Instead of being scolded for her escapade Molly found herself a sort of heroine. Nothing could exceed the tenderness of her thankful father, nor the interest of all the campers. The signal shots had brought them all back to the camp, and there the two lads went immediately to work to cook for the girl the most wonderful of suppers. Monty had caught some of Melvin’s deftness at the task and was most ambitious to show Molly his newly acquired skill. Also, at the first opportunity, when the Judge had for a moment released his darling’s hand to rise and greet Farmer Grimm coming through the woods, the boy proudly pulled from his pocket a few small coins and displayed them upon his palm.

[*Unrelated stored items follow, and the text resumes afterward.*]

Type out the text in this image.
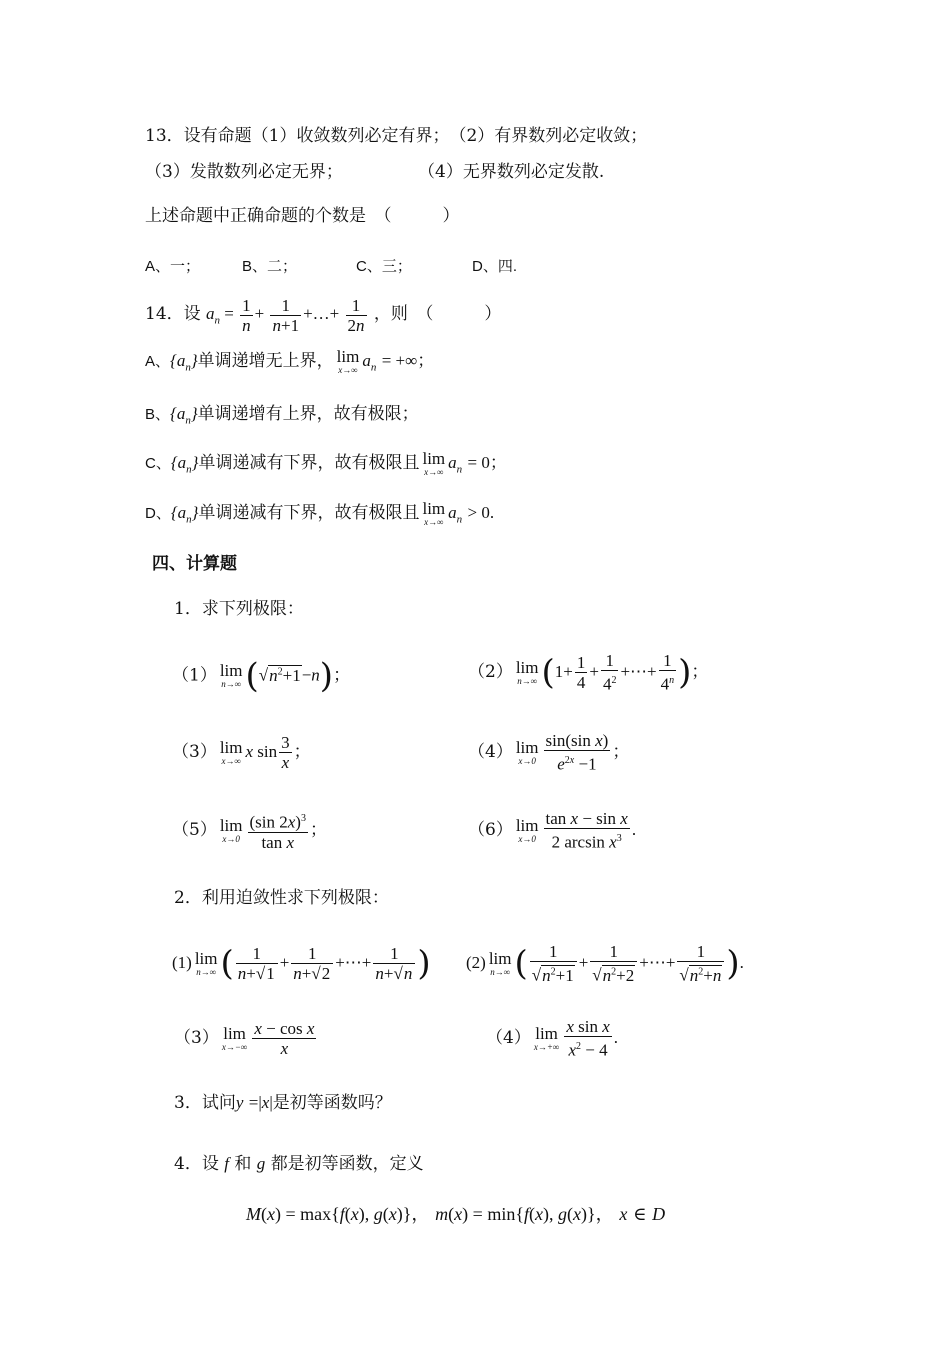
13．设有命题（1）收敛数列必定有界；　（2）有界数列必定收敛；
（3）发散数列必定无界；	（4）无界数列必定发散.
上述命题中正确命题的个数是　（　　　）
A、一；	B、二；	C、三；	D、四.
14．设 $a_n = \frac{1}{n} + \frac{1}{n+1}$ +…+ $\frac{1}{2n}$ ，则　（　　　）
A、$\{a_n\}$单调递增无上界， lim
x→∞ $a_n$ = +∞；
B、$\{a_n\}$单调递增有上界，故有极限；
C、$\{a_n\}$单调递减有下界，故有极限且 lim
x→∞ $a_n = 0$；
D、$\{a_n\}$单调递减有下界，故有极限且 lim
x→∞ $a_n > 0$.
四、计算题
1．求下列极限：
（1） lim
n→∞ $(√n^2+1-n)$；	（2） lim
n→∞ ($1+ \frac{1}{4} + \frac{1}{4^2}$ +⋯+ $\frac{1}{4^n}$ )；
（3） lim
x→∞ x $\sin \frac{3}{x}$ ；	（4） lim
$x\to 0 \frac{\text{sin(sin x)}}{e^{2x} -1}$ ；
（5） lim
$x\to 0 \frac{(\sin 2x)^3}{\text{tan x}}$ ；	（6） lim
$x\to 0 \frac{\text{tan x − sin x}}{2 \arcsin x^3}$ .
2．利用迫敛性求下列极限：
(1) lim
n→∞ ( $\frac{1}{n+√1} + \frac{1}{n+√2}$ +⋯+ $\frac{1}{n+√n}$ ) (2) lim
n→∞ ( $\frac{1}{√n^2+1} + \frac{1}{√n^2+2}$ +⋯+ $\frac{1}{√n^2+n}$ ).
（3） lim
$x\to-\infty \frac{\text{x − cos x}}{x}$	（4） lim
$x\to+\infty \frac{\text{x sin x}}{x^2 - 4}$ .
3．试问y =|x|是初等函数吗？
4．设 f 和 g 都是初等函数，定义
M(x) = max{f(x), g(x)}， m(x) = min{f(x), g(x)}， x ∈ D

“See them, Miss Molly? Hmm. Those are mine. My own. I—earned—them—myself!”
He paused so long to let this amazing statement sink into her mind that Melvin called:
“Come on, Mont! No loafing! Fetch another bit of wood and get on your hurry-up step! Merimée covered this fire so snug he nigh put it out, but wise enough, too. A fire in the forest isn’t a laughing matter. Look out! Don’t poke it, you clumsy, else you’ll tip over that coffee-pot. First time we’ve had a lady to visit us don’t want to act the blunder-head, do you?”
“Oh! hush, Bugle! No call to bulldoze a fellow just because you happened to be first on the spot! What made you think of carrying that thing, anyway?”
Molly herself drew near to hear the answer. She was wondering at the fact of their jolly comradeship, which was now so evident; and at Monty’s pride over a little money—he who had cared so little for it once. She was wondering at many things, and when Melvin did not at once reply she repeated Monty’s question.
“Melvin, how did you happen to take the bugle?”
“Why—why—I don’t know, but I fancy my mother would say that Providence put it into my mind. My mother believes that Providence has a Hand in everything, don’t you know? Anyhow, I’m glad I did take it. Without it and you hearing it we might have wandered right past that very place—one spot looks so much like another in the woods at night.”
“Melvin, would you sell me that bugle? It was that saved my life, maybe, if the animals I thought about had come or if—Would you?” asked Molly, softly, and with a pathetic clasping of her hands, which trembled again now, as she recalled past perils.
“No, Molly, I won’t sell it to you. I’ll give it to you, if you’ll take it that way, and only wish it were a better one. It’s the cheapest made. It had to be, don’t you know?”